Searching for the Agnes De Mille Theatre at UNC School of the Arts took me on a crisp walk through campus. Viewing UNCSA’s campus, you can feel the excitement of Fall and the high energy from students. Eventually my feet reached the entrance to the small black box theater. This theater holds an orchestra pit and is used primarily for A.J. Fletcher Opera Institute workshops and the UNCSA School of Dance, but on this night it hosted the award-winning UNCSA Jazz Ensemble.

The crowd settled into the nearly booked space, 177 seats total. They grew quiet in the blackness of the theater as the band walked on, warmed by a colorful backdrop. Instead of lights beaming and blinding the performers, this backdrop sent light onto the audience and created a silhouette of Ron Rudkin and the Jazz Ensemble.

The swing band’s program started with a challenging arrangement of Miles Davis’ “Four.” Afterwards, Rudkin introduced some of the program’s content. The piercing pink backdrop painted the audience a bright hue while the music of Bob Mintzer blasted through the small theater. One student played the güiro with more energy than I thought possible, while another donned an electrifying pink guitar. The ensemble sounded comfortable, extremely full, and balanced. In particular, the brass section had good range and power.

The pink light shifted to red, another cue for the audience as the band sent off a trombone solo on “There Will Never Be Another You.” Trombonist and educator George West arranged this classic Harry Warren song. Based on this performance, West knew how to write for trombones and make them swing! A highlight of the piece occurred when the pianist created a pedal point, building tension between the trombones and rhythm section.

Paul Hanson entered the stage to play his 1961 piece “Janus and Tyche,” arranged for a big band by Bill Stevens, a North Carolina native. Hanson played a seemingly normal bassoon with a special microphone inserted into the bell. In conversation with Hanson afterwards, he said that the mic is transferable to saxophones. “Janus and Tyche” is very modern and could tell a story of the Roman god Janus and the Greek Tyche. Either way, watching an electric bassoon rip through a big band chart in triple meter is a once in a lifetime experience. Some of the melody is doubled in trumpet and bassoon, creating an odd texture. At certain moments, Hanson’s horn sounded like an electric guitar. His melodies sounded similar to Pat Metheny, but on bassoon. Hanson played another original, “Mediums,” and then paused for intermission. A guest flutist joined the band onstage for “Mediums” as well.

The second half of the concert maintained the first half’s energy. Pianist Ryan Mulder was unexpectedly welcomed onstage to play “Wayfinder,” an original he wrote for Hanson two years ago. The piece moves in a through-composed fashion and is written for just bassoon, piano, bass, and drums. As a through-composed piece, “Wayfinder” kept evolving into something else. Since through-composed music contains no repetitions, it can be more difficult to write catchy or impactful tunes. However, this did not stop Mulder. He inserts funk influences and contemporary sounds into this piece. He also studied film at UNCSA which may influence his writing choices/scoring for soundtracks.

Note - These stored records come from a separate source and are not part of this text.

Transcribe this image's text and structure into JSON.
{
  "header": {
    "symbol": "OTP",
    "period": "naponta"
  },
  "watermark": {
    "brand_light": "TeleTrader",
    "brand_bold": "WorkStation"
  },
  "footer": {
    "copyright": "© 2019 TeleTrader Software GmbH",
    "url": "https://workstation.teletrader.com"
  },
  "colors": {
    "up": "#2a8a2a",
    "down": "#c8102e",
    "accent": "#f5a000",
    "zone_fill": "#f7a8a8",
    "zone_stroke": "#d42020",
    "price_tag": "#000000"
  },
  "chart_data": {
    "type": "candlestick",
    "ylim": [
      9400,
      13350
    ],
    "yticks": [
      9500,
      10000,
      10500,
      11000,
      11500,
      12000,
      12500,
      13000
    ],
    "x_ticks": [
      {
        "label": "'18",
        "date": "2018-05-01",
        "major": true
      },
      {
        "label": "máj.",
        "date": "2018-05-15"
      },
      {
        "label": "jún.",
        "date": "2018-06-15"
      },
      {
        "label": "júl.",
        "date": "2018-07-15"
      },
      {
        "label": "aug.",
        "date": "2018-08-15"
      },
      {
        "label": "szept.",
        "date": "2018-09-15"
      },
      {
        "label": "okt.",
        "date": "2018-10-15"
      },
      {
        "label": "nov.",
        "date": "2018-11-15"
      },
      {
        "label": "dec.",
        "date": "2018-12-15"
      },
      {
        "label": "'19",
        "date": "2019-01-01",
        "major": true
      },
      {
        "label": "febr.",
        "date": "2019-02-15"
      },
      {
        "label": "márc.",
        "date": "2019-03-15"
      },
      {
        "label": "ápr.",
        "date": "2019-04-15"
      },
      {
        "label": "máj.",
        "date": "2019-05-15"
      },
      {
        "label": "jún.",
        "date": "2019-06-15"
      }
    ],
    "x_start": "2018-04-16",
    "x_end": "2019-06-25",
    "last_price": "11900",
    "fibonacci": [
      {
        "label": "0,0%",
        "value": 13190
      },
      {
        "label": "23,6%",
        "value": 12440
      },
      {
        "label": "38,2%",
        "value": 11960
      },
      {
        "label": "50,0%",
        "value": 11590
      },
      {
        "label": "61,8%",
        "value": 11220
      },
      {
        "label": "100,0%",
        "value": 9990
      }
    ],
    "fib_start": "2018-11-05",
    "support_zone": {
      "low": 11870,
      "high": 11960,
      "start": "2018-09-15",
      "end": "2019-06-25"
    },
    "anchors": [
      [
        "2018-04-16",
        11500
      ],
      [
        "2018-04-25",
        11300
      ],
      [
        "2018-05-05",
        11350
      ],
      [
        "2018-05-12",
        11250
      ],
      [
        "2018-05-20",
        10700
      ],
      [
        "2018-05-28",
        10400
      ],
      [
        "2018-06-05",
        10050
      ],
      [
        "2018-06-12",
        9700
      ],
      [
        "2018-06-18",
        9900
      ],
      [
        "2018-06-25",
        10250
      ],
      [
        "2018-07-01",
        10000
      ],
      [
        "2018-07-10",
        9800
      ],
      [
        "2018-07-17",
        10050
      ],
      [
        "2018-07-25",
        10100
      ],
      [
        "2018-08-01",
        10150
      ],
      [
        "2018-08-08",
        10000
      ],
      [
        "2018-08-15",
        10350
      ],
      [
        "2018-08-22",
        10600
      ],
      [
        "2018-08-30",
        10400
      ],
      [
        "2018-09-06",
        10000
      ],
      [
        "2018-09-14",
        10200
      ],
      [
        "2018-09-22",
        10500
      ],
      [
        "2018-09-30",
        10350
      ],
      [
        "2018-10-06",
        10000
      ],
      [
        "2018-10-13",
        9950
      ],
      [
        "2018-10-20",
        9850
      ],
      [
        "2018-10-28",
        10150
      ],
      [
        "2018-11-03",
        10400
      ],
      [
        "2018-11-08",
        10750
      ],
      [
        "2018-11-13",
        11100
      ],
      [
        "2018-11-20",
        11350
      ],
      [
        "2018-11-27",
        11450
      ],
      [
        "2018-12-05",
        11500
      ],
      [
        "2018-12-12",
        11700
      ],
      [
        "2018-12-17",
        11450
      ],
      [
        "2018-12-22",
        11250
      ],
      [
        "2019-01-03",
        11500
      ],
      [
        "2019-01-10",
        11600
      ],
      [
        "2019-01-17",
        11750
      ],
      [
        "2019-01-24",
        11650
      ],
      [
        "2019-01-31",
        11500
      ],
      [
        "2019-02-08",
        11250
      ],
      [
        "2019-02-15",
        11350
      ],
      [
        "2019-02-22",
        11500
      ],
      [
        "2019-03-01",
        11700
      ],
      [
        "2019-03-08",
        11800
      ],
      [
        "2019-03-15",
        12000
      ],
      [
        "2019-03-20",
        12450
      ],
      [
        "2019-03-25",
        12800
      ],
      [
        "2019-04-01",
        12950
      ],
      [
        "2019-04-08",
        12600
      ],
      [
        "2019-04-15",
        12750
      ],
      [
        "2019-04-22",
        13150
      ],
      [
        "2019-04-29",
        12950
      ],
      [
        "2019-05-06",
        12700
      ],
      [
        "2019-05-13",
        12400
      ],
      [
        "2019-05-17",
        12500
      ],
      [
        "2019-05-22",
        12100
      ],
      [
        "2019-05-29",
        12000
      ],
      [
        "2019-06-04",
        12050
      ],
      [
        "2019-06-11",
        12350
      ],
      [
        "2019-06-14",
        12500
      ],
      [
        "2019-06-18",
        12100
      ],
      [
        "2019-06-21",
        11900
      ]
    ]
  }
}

The last two songs brought electric contrast. The band played “Anthropology,” featuring sax soli transcribed from a Charlie Parker solo on “Bird.” After “Anthropology,” “Cabeza De Carne” exploded with Latin energy. Humorously, at the end of the latter piece, Rudkin fumbled the mic and dropped it, but the audience assumed it was a proud “mic drop” moment. The band left the stage, but clearly planned to return for an encore. The band’s final song was Cole Porter’s “Just One of Those Things.” As the guest artist, Hanson could have been featured in the last songs on the program, but keeping him mostly in the first half was an artistic choice that kept the audience on their feet. While the program and instrumentation were quite diverse, the soloists were not. It would have been effective to see a greater diversity of student soloists as well. Overall, the UNCSA Jazz Ensemble played proudly through an entertaining concert that contained a variety of repertoire.